When Maans left it made no real difference to me, for I had lost him when he began to grow up, and I had learned long ago that nothing endured and no belonging could be considered permanent. All my worldly possessions I had obtained through Father and Mother’s mercy and I used them without ever regarding them as my own: clothes to wear, a brush and comb, a sewing kit, a Bible and a hymn book. The only possessions that were truly mine remained a secret that no one else knew of: the little cross Meester had left me and the ring to remind me of Sofie, wrapped in a remnant of cloth and a piece of sheepskin, secreted among the stones of the wall. I never went there to look at them — why would I, for what would I do with them? — yet I was always aware that they were there, an undisclosed and undisclosable secret while Mother and I were curing meat in the kitchen or paring quinces for bottling, while I sat beside Father’s chair with the pillowcase I had to hem, while I served coffee to the visitors, absent-mindedly enduring their questions and their curiosity.
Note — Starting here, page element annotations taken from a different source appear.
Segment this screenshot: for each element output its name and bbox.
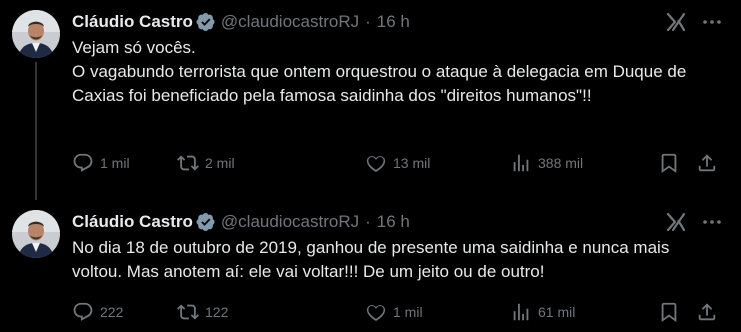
share-button[interactable] <box>696 151 718 175</box>
profile-photo-icon <box>12 10 60 58</box>
tweet[interactable]: Cláudio Castro @claudiocastroRJ · 16 h N… <box>0 200 741 332</box>
bar-chart-icon <box>513 303 529 321</box>
tweet-text: Vejam só vocês. O vagabundo terrorista q… <box>72 36 712 108</box>
grok-icon[interactable] <box>664 210 688 234</box>
reply-count: 222 <box>100 304 124 320</box>
share-icon <box>698 303 716 321</box>
verified-badge-icon[interactable] <box>196 12 216 32</box>
repost-icon <box>177 155 199 171</box>
reply-icon <box>73 302 93 321</box>
tweet-actions: 222 122 1 mil 61 mil <box>72 300 732 324</box>
author-avatar[interactable] <box>12 210 60 258</box>
separator-dot: · <box>365 212 371 231</box>
tweet-text: No dia 18 de outubro de 2019, ganhou de … <box>72 236 712 284</box>
repost-button[interactable]: 2 mil <box>177 151 235 175</box>
tweet-text-line: No dia 18 de outubro de 2019, ganhou de … <box>72 238 670 281</box>
author-handle[interactable]: @claudiocastroRJ <box>221 212 359 232</box>
bookmark-button[interactable] <box>658 151 680 175</box>
repost-icon <box>177 304 199 320</box>
grok-icon[interactable] <box>664 10 688 34</box>
views-button[interactable]: 388 mil <box>510 151 583 175</box>
heart-icon <box>366 305 386 321</box>
author-avatar[interactable] <box>12 10 60 58</box>
tweet-header: Cláudio Castro @claudiocastroRJ · 16 h <box>72 11 410 33</box>
more-options-icon[interactable] <box>700 210 724 234</box>
author-name[interactable]: Cláudio Castro <box>72 12 193 32</box>
heart-icon <box>366 156 386 172</box>
timestamp[interactable]: 16 h <box>377 212 410 232</box>
thread-connector-line <box>35 62 37 200</box>
bookmark-icon <box>661 153 677 174</box>
views-button[interactable]: 61 mil <box>510 300 575 324</box>
share-icon <box>698 154 716 172</box>
repost-count: 122 <box>205 304 229 320</box>
bookmark-icon <box>661 302 677 323</box>
views-count: 388 mil <box>538 155 584 171</box>
author-handle[interactable]: @claudiocastroRJ <box>221 12 359 32</box>
tweet[interactable]: Cláudio Castro @claudiocastroRJ · 16 h V… <box>0 0 741 200</box>
like-button[interactable]: 13 mil <box>365 151 430 175</box>
reply-button[interactable]: 222 <box>72 300 123 324</box>
repost-button[interactable]: 122 <box>177 300 228 324</box>
reply-count: 1 mil <box>100 155 130 171</box>
author-name[interactable]: Cláudio Castro <box>72 212 193 232</box>
separator-dot: · <box>365 12 371 31</box>
reply-icon <box>73 153 93 172</box>
like-button[interactable]: 1 mil <box>365 300 423 324</box>
tweet-header: Cláudio Castro @claudiocastroRJ · 16 h <box>72 211 410 233</box>
more-options-icon[interactable] <box>700 10 724 34</box>
tweet-actions: 1 mil 2 mil 13 mil 388 mil <box>72 151 732 175</box>
like-count: 13 mil <box>393 155 431 171</box>
tweet-text-line: O vagabundo terrorista que ontem orquest… <box>72 62 687 105</box>
share-button[interactable] <box>696 300 718 324</box>
timestamp[interactable]: 16 h <box>377 12 410 32</box>
bookmark-button[interactable] <box>658 300 680 324</box>
views-count: 61 mil <box>538 304 576 320</box>
reply-button[interactable]: 1 mil <box>72 151 130 175</box>
profile-photo-icon <box>12 210 60 258</box>
verified-badge-icon[interactable] <box>196 212 216 232</box>
repost-count: 2 mil <box>205 155 235 171</box>
like-count: 1 mil <box>393 304 423 320</box>
tweet-text-line: Vejam só vocês. <box>72 38 196 57</box>
bar-chart-icon <box>513 154 529 172</box>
The tiny parcel among the stones in the wall of which no one knew, the memories that I shared with no one, the brightness of the water at Bastersfontein and the thatch and the beams collapsed over the ruins, Sofie in her glistening black frock among the dancers, Pieter with his pale body on the haystack, laughing in the sunshine, the moonlight across the floor and the mist rolling along the kloof, and the stone dislodged by my foot, rolling away, reverberating from one rocky ledge to the next and from one cliff to the next, lost in the vast, invisible depths of the abyss before me. Sometimes I woke at night gripped by an unexpected fear, and in the dark of the sleeping house I lay awake as I do now, surprised by that fear which I could neither explain nor understand. In this bed, in this room I lay in the same darkness, thirty, forty years ago and more; but now there is nothing left to fear, all that remains for me is to remember, and slowly begin to understand.